What with all the excitement about gig internet, one gets the impression that more bits/second clearly results in a faster internet experience. However in reality, bandwidth is not the only major factor that goes into determining internet speed: there is also latency. The speaker made the following analogy: if bandwidth is the number of lanes on the road, then latency is the length of the road. Bandwidth determines how much data you can transmit at once, and latency determines how long it takes data to travel from your computer to its destination and back. If the traffic is too heavy for the bandwidth, then speeds will be slower, but even using less bandwidth the speed is constrained by the latency. The effects of bandwidth can be seen mostly when downloading and streaming in HD — or if there are multiple people trying stream/game/browse at the same time. For speed of communication in activities like gaming and voice/video calls, though, the latency is much more important.
This leads to the issue at hand in the speaker’s current research: right now, there is no price on latency. Cable companies advertise and offer plans based on bandwidth, despite the fact that bandwidth is only part of the overall picture of speed.
This leads to an interesting question: How do you price something that has never been marketed before? You could always just ask people how much they would pay, but money in the hypothetical is never quite the same as real money. In some scenarios, you can ask everyone to pay a certain amount beforehand, and then use a lottery system to actually buy the item for a small number of respondents and refund the rest.
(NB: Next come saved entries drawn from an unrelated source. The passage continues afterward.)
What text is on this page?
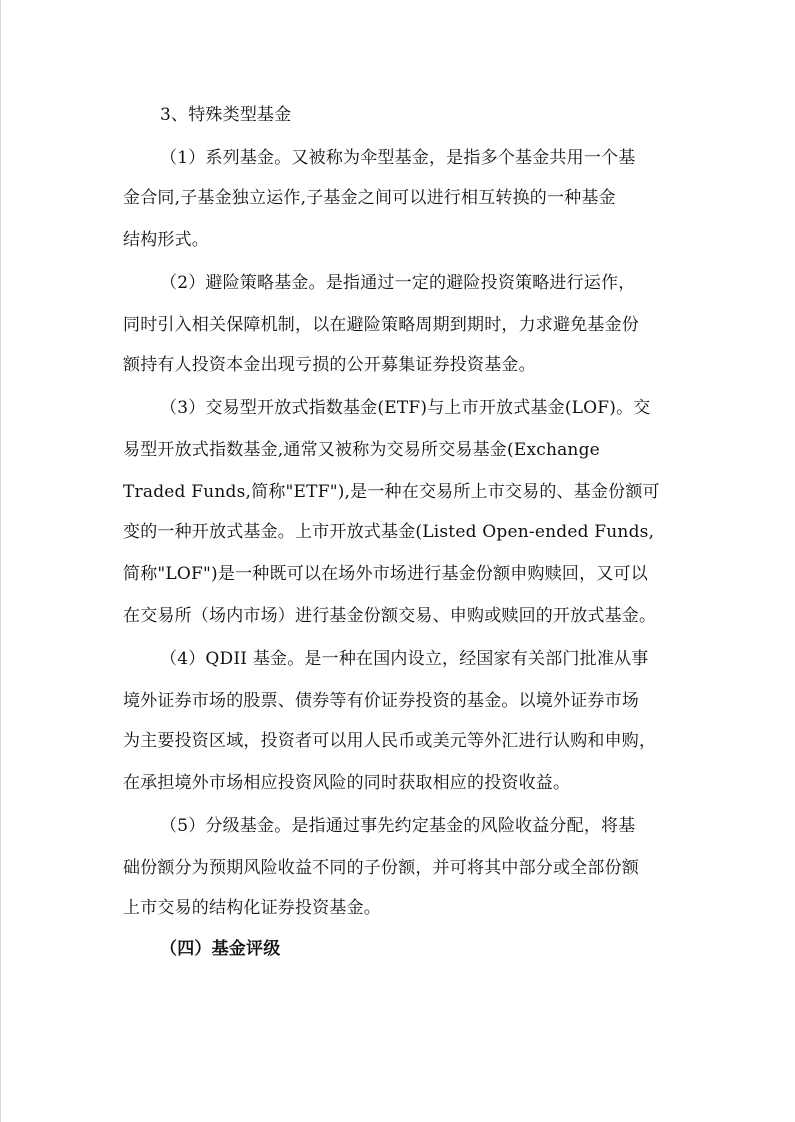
3、特殊类型基金
（1）系列基金。又被称为伞型基金，是指多个基金共用一个基
金合同,子基金独立运作,子基金之间可以进行相互转换的一种基金
结构形式。
（2）避险策略基金。是指通过一定的避险投资策略进行运作，
同时引入相关保障机制，以在避险策略周期到期时，力求避免基金份
额持有人投资本金出现亏损的公开募集证券投资基金。
（3）交易型开放式指数基金(ETF)与上市开放式基金(LOF)。交
易型开放式指数基金,通常又被称为交易所交易基金(Exchange
Traded Funds,简称"ETF"),是一种在交易所上市交易的、基金份额可
变的一种开放式基金。上市开放式基金(Listed Open-ended Funds,
简称"LOF")是一种既可以在场外市场进行基金份额申购赎回，又可以
在交易所（场内市场）进行基金份额交易、申购或赎回的开放式基金。
（4）QDII 基金。是一种在国内设立，经国家有关部门批准从事
境外证券市场的股票、债券等有价证券投资的基金。以境外证券市场
为主要投资区域，投资者可以用人民币或美元等外汇进行认购和申购，
在承担境外市场相应投资风险的同时获取相应的投资收益。
（5）分级基金。是指通过事先约定基金的风险收益分配，将基
础份额分为预期风险收益不同的子份额，并可将其中部分或全部份额
上市交易的结构化证券投资基金。
（四）基金评级
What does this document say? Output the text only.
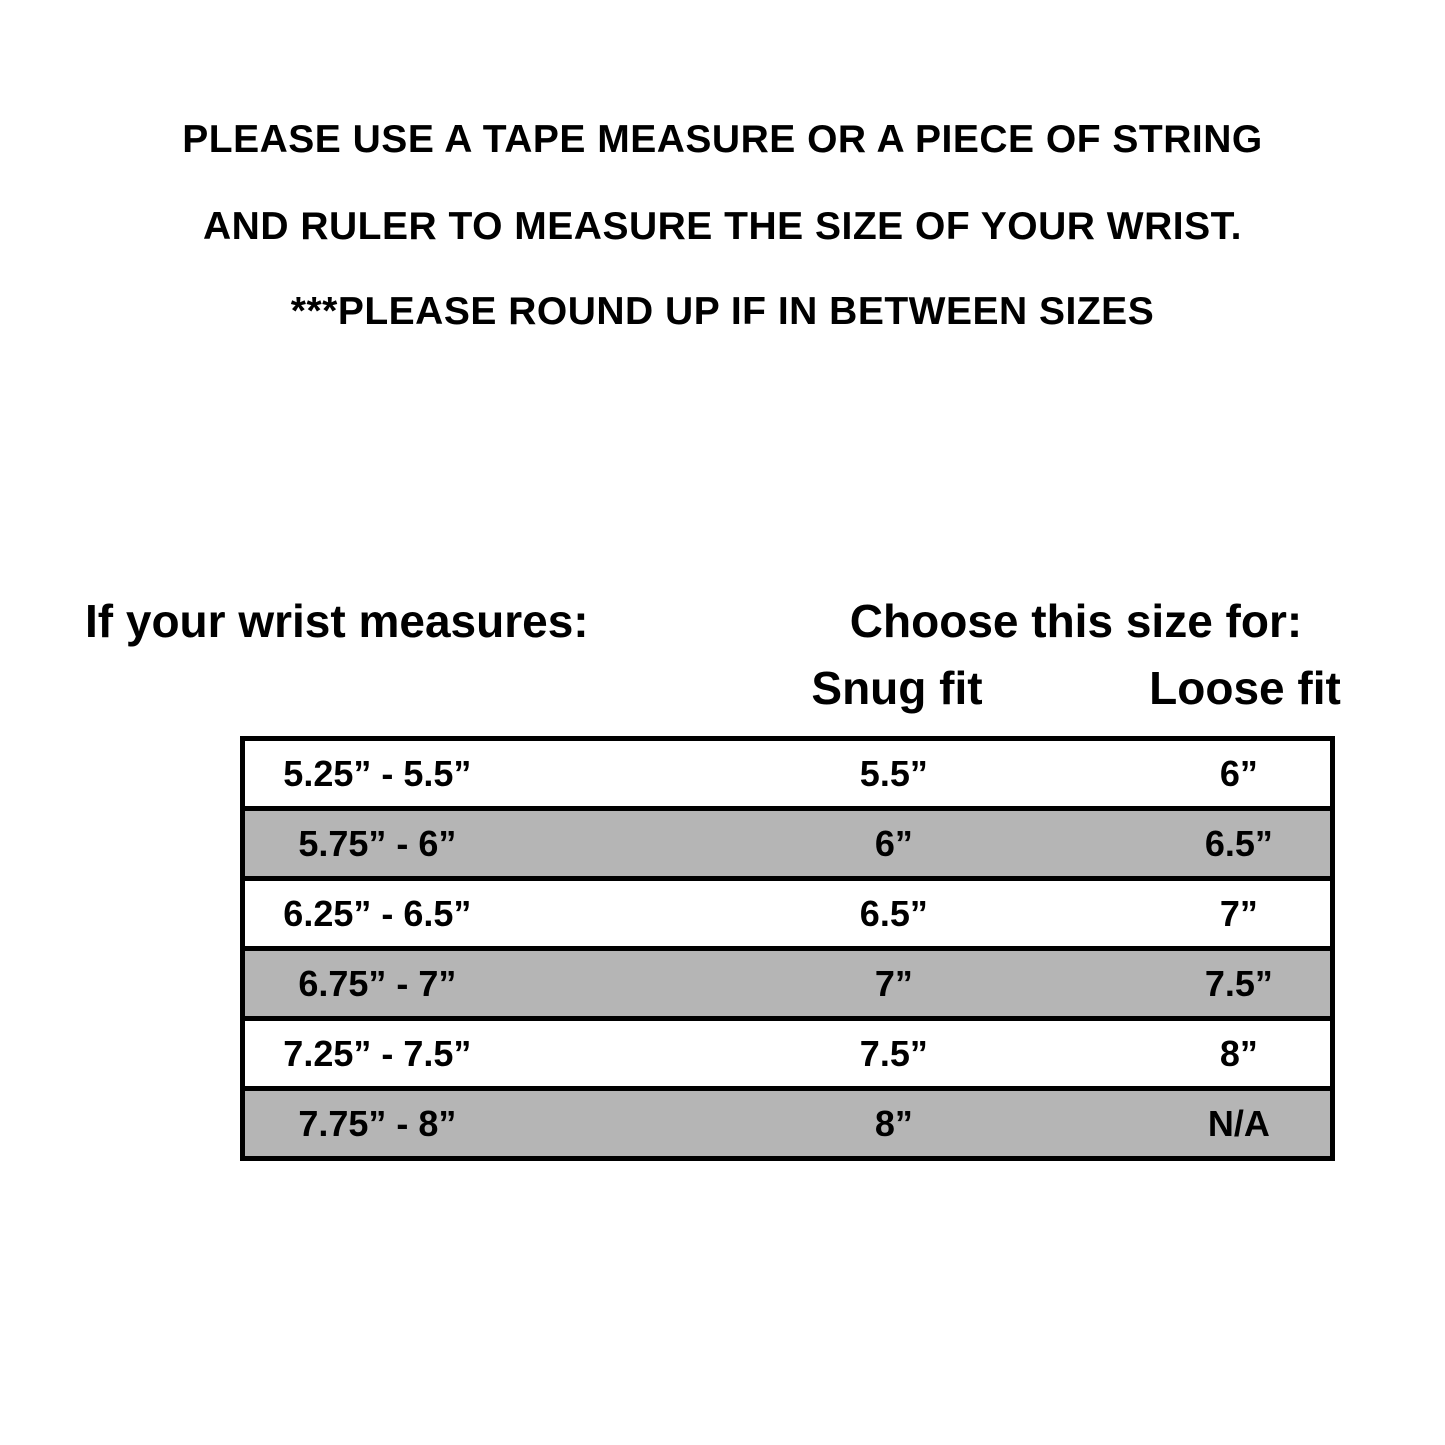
PLEASE USE A TAPE MEASURE OR A PIECE OF STRING
AND RULER TO MEASURE THE SIZE OF YOUR WRIST.
***PLEASE ROUND UP IF IN BETWEEN SIZES
If your wrist measures:	Choose this size for:
Snug fit	Loose fit
5.25” - 5.5”	5.5”	6”
5.75” - 6”	6”	6.5”
6.25” - 6.5”	6.5”	7”
6.75” - 7”	7”	7.5”
7.25” - 7.5”	7.5”	8”
7.75” - 8”	8”	N/A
This adds a sense of reality to the money in question, but unfortunately isn’t feasible when the product is an internet connection.
The other method mentioned was to try to calibrate people’s over or underestimation by also having them make choices about things for which the market prices are known. For instance, in addition to asking about latency, you might ask how much they would pay for bandwidth and phone storage. This definitely sounds possible, but at the same time, trying to measure how much people would pay for a thing based on measuring how much they lie sounds a like a bit of a dubious technique. It isn’t just the money that’s intangible, but also the product. You can describe loading times and lag to people, but you can’t actually make them experience it. I’m not sure that you can assume that people would over/underestimate the same with regard to something they know well (like storage) and something they’ve never really thought about before, much less bought.
The speaker said that the only prices on latency so far are “just made up”. Aren’t all prices, though? In the end, some company is going to have to just start trying it out. It might be a risk to go through all the effort to try to improve latency, measure it, maybe come up with tiers, and then figure out which plans people will and won’t buy, but with online gaming and things like Skype only ever becoming more popular, latency is a factor that is only going to become more important.
Given the rate at which internet use, internet business, and internet technology are growing, it’ll be interesting to be able to look back in a few of decades and remember these changes. I’ll remember the fight for net neutrality, I’ll remember when people dropped television for internet, and I’ll even remember when we were still trying to figure out how to charge for internet plans.